To import data directly into the model with Power Query, first click on the Power Query tab in Excel, and then select your data source. After entering the server/database specifics and your credentials if necessary, you are presented with the Power Query Editor dialog.
After performing any necessary transformations, you are ready to import your data. To do so simply click the Done button. You will then be returned to Excel, which will immediately import your data into a worksheet, and open up the Query Setting window. So – what happens when the data source exceeds 1,048,567 rows of data? Pretty much what you would expect – you receive an error. A pretty explicit one at that.

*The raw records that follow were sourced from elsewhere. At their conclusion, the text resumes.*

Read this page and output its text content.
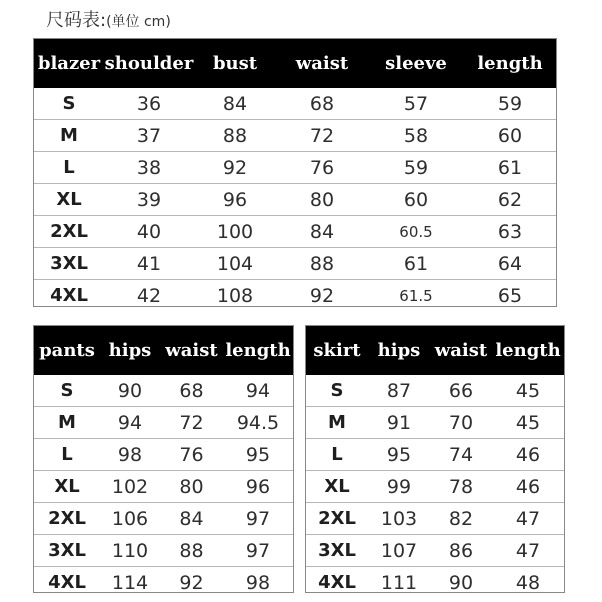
尺码表:(单位 cm)
blazer	shoulder	bust	waist	sleeve	length
S	36	84	68	57	59
M	37	88	72	58	60
L	38	92	76	59	61
XL	39	96	80	60	62
2XL	40	100	84	60.5	63
3XL	41	104	88	61	64
4XL	42	108	92	61.5	65
pants	hips	waist	length
S	90	68	94
M	94	72	94.5
L	98	76	95
XL	102	80	96
2XL	106	84	97
3XL	110	88	97
4XL	114	92	98
skirt	hips	waist	length
S	87	66	45
M	91	70	45
L	95	74	46
XL	99	78	46
2XL	103	82	47
3XL	107	86	47
4XL	111	90	48
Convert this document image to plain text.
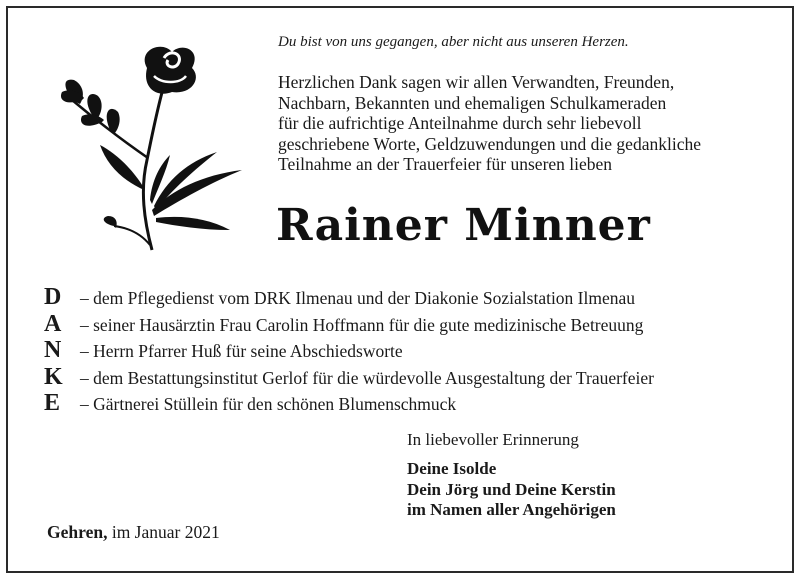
Du bist von uns gegangen, aber nicht aus unseren Herzen.
Herzlichen Dank sagen wir allen Verwandten, Freunden,
Nachbarn, Bekannten und ehemaligen Schulkameraden
für die aufrichtige Anteilnahme durch sehr liebevoll
geschriebene Worte, Geldzuwendungen und die gedankliche
Teilnahme an der Trauerfeier für unseren lieben
Rainer Minner
D	– dem Pflegedienst vom DRK Ilmenau und der Diakonie Sozialstation Ilmenau
A	– seiner Hausärztin Frau Carolin Hoffmann für die gute medizinische Betreuung
N	– Herrn Pfarrer Huß für seine Abschiedsworte
K – dem Bestattungsinstitut Gerlof für die würdevolle Ausgestaltung der Trauerfeier
E	– Gärtnerei Stüllein für den schönen Blumenschmuck
In liebevoller Erinnerung
Deine Isolde
Dein Jörg und Deine Kerstin
im Namen aller Angehörigen
Gehren, im Januar 2021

In this case, the data is not brought into the worksheet, but the query is still defined, so the model can still be successfully populated by clicking the “Load to data model” link. However, if the source data does fall within Excel’s parameters, it will be brought in to the worksheet.
In order to load it into only the data model, we must first deselect the Load to worksheet slider, and then click the Load to data model link. (Note: I have no idea why these are two different control styles). The first option can be selected as the data is loading, so you don’t have to wait for the load to complete. If you select the first and not the second, the data is not loaded anywhere. This is a perfectly valid situation. With Power Query, you can base queries on other queries, or append/merge queries. By doing this, you can load only the end result, and not the intermediate queries.
Once done, the worksheet will display the “Load to worksheet disabled” message in place of the result set.
However, opening the Power Pivot management window will display the imported data, and you can work with the model.
In summary, Power Query brings many new capabilities to the data loading and transformation process. However, with great power comes great responsibility. Unless Microsoft makes a change to the default behaviour of the Power Query import process, I’ll be telling anyone that listens to make sure that they always turn off the “Load to Worksheet” option if they’ll be publishing to Office 365.